Objections overruled; writ of mandamus denied.
MENTEL, P.J. and DORRIAN, J., concur
APPENDIX
Rendered on July 25, 2024
IN MANDAMUS
MAGISTRATE'S DECISION
THOMAS W. SCHOLL III MAGISTRATE
{¶ 30} Relator, Ronnie H. Phlipot ("claimant"), has filed this original action requesting that this court issue a writ of mandamus ordering respondent Industrial Commission of Ohio ("commission"), to vacate its order that found Doug Smith Farms ("employer") did not violate a specific safety requirement ("VSSR").
Findings of Fact:
{¶ 31} 1. According to the record, it is undisputed that claimant was in the employer's barn cleaning seed in the machine, which has an agitator with a rotating shaft and tines inside of a hopper box, when it jammed. Claimant, who was alone in the barn, loosened wing nuts and lowered a wooden door on the hopper box to gain access to the clogged shaft. While the shaft and tines were still rotating, claimant used a wire device provided and fabricated by the employer to clear the seed from machine. The machine grabbed the wire device and pulled claimant's glove or sleeve and then arm into the agitator. Claimant's arm was partially severed in the machine. He was able to walk to his car and use his cell phone to call 911.
{¶ 32} 2. The main power panel for the machine was not located near where claimant was injured. It was located down steps, around hoppers, and several more feet away. The machine had a shaft with tines that rotated via a pulley. The machine had a disconnect switch located on the front of the machine in the location where claimant's injury occurred that would mechanically stop the rotating shaft and tines by engaging a clutch, which moved the pulley away from the rotating shaft but did not disengage the electrical power supply. However, there was conflicting testimony as to whether the disconnect switch was present on the machine at the time of the accident or whether it was added after the injury. The machine also had a caution sign above the disconnect switch that warned users not to operate the machine without guards.

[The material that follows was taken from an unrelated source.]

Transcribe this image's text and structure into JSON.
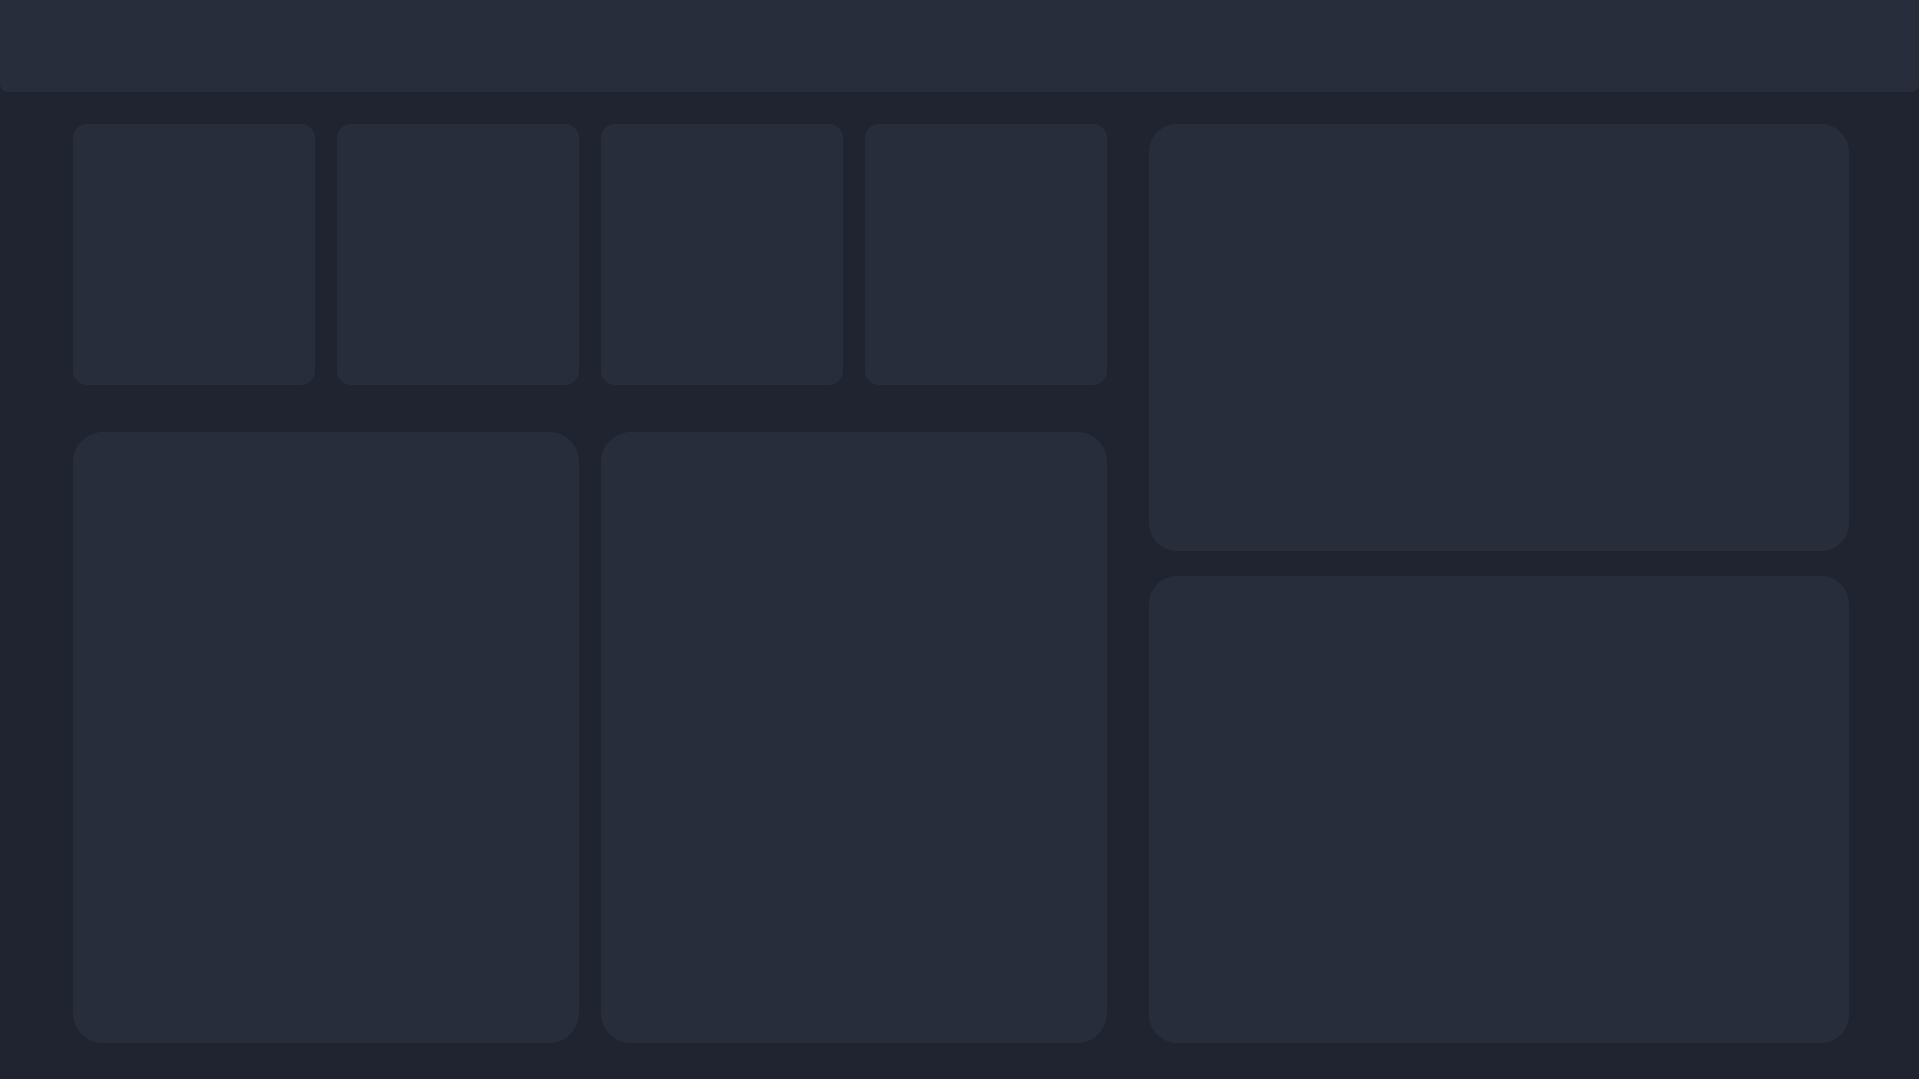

{¶ 33} 3. Claimant testified that, after the accident, Doug Smith, the owner of employer, came to visit him at his father's house and told claimant that he had added a disconnect switch to the machine in case somebody came to investigate, and he parked his vehicle inside the barn so no one would see him. Claimant's dad gave the same account at the hearing. Claimant testified that when he returned to the barn after being released from the hospital, he saw a disconnect switch on the machine with shiny bolts that Smith had added to it after the injury. Claimant testified that, prior to the injury, there was just an empty hole in the machine at the location of the disconnect switch. Claimant testified that Smith was present when he returned to the barn, and Smith pointed out the new disconnect switch he had added to the machine. Claimant also testified that he was never trained to shutdown the machine before clearing the agitator. Claimant testified that Smith instructed him to use the wire device to clear the agitator, Smith used the wire device for the same purpose, and Smith had seen claimant use the wire device before without warning him of any dangers. Claimant did not believe he was standing on anything when he reached into the machine but expressed some uncertainty.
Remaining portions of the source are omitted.